Stefano Battisto: The climate-finance conversation is broader than blended finance. The problem of climate change cannot be solved by blended finance alone. No financial intervention, public or private, can address climate change in the absence of credible economic and energy policies for decarbonisation.

Policy credibility makes investors’ expectations and risk assessment self-fulfilling, which in turn is key to reallocating capital into low-carbon and adaptation activities. In other words, investments in climate-mitigation make financial sense especially if governments commit to an energy transition path compatible with the Paris Agreement’s goal of below two degrees Celsius.

Q: Who should have the biggest responsibility for transition finance — governments and MBDs or private sector investors?

SB: Different actors play different, yet complementary and enabling roles. It is an ecosystem where one will not succeed without the others.

Governments are to play a key role by introducing timely, credible and science-based policies for climate mitigation and adaptation. Convincing policy reforms, such as the introduction of an ambitious carbon tax (for example, more than $75/tonne), and the termination of fossil fuel subsidies, should be introduced in high-income countries because they have larger economies and financial markets. They should do so also because they are historically responsible for a larger share of carbon emissions and are a main source of financing for MDBs.


Irene Monasterolo

In turn, MDBs can use these funds to finance climate mitigation and adaptation investments in emerging and developing economies. Policy credibility is a precondition to influence investors’ expectations and stimulate capital reallocation in the transition, allowing for an orderly transition that minimises risks of socio-economic and financial instability. The policy response to the current geopolitical and energy crisis may lead to reinforced economic dependence on fossil fuels. As UN secretary-general António Guterres said at COP27, this dependence is a “highway to climate hell”.

Irene Monasterolo: MDBs are a crucial actor, but in order to fully deliver on their role for the climate, they need to revise the way they think and act on climate finance. They need a ‘theory of change’. In particular, this means recognising that climate risks are forward-looking and that in transition scenarios, the risk of carbon-intensive projects is higher than for low-carbon ones.

This should be reflected into the climate financial risk assessment of projects. Many MDBs have not yet internalised this idea.

Q: What about the private sector?

SB: The private sector is also a key player. With respect to climate mitigation, firms face the challenge of reallocating their own capital expenditures. According to the International Energy Agency, in order to meet the Paris Agreement goal, capital expenditures in the energy and electricity sectors together would have to increase only moderately (from $1.6tn annually in 2019 to about $1.9tn annually in 2030). However, within private sectors, a massive shift in capital expenditures from high- to low-carbon activities is required.

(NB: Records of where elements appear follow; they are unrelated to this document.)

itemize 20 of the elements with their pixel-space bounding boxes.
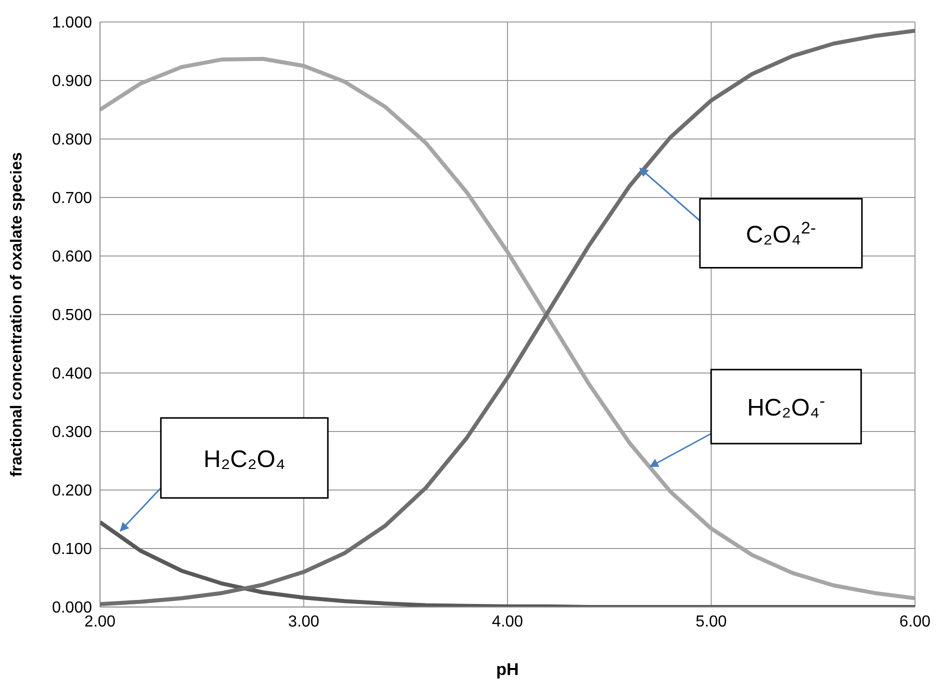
y-tick-label: 0.600 <box>52 248 92 266</box>
y-tick-label: 0.900 <box>52 73 92 90</box>
y-tick-label: 0.800 <box>52 132 92 149</box>
annotation: C₂O₄$^{2-}$ <box>746 218 816 248</box>
x-tick-label: 5.00 <box>696 613 727 630</box>
y-tick-label: 0.100 <box>52 541 92 558</box>
annotation: HC₂O₄$^{-}$ <box>747 391 826 422</box>
y-tick-label: 1.000 <box>52 14 92 32</box>
x-tick-label: 2.00 <box>84 613 116 630</box>
x-axis-title: pH <box>496 660 519 679</box>
y-tick-label: 0.400 <box>52 366 92 383</box>
y-tick-label: 0.500 <box>52 307 92 324</box>
annotation: H₂C₂O₄ <box>203 446 286 473</box>
y-tick-label: 0.700 <box>52 190 92 208</box>
x-tick-label: 6.00 <box>899 613 931 630</box>
x-tick-label: 3.00 <box>288 613 320 630</box>
y-tick-label: 0.300 <box>52 424 92 442</box>
y-tick-label: 0.200 <box>52 482 92 500</box>
x-tick-label: 4.00 <box>492 613 524 630</box>
y-axis-title: fractional concentration of oxalate species <box>8 152 26 477</box>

Q: Should greater focus be placed on improving financial systems? 

IM: There is an urgent need to redesign the financial architecture and make it fit for purpose to address the climate challenges. This implies moving away from the sectoral approach deployed so far, which has focused on specific instruments and financial innovation, and moving to a system-level approach.

Indeed, in the current conditions of high public debt and high inflation, and the uncertainty and systemic nature of climate risks, traditional financial policy responses would not work. Several countries, from high-income to emerging and developing economies, lack fiscal space or have levels of public debt that are too high to invest in climate mitigation and adaptation.

To enable countries to spend on climate action while remaining attractive for investors, the financial system needs to move from the concept of debt capacity to the concept of debt impact on the climate. In particular, it has to focus on the mid-term co-benefits of investments done today, rather than on the intertemporal discount factors that have so far inhibited investments.

In other words, countries investing today in adaptation and resilience will have lower risk in the future as they will be better able to cope with the impacts of climate change compared to those who generate less debt but also lower investments.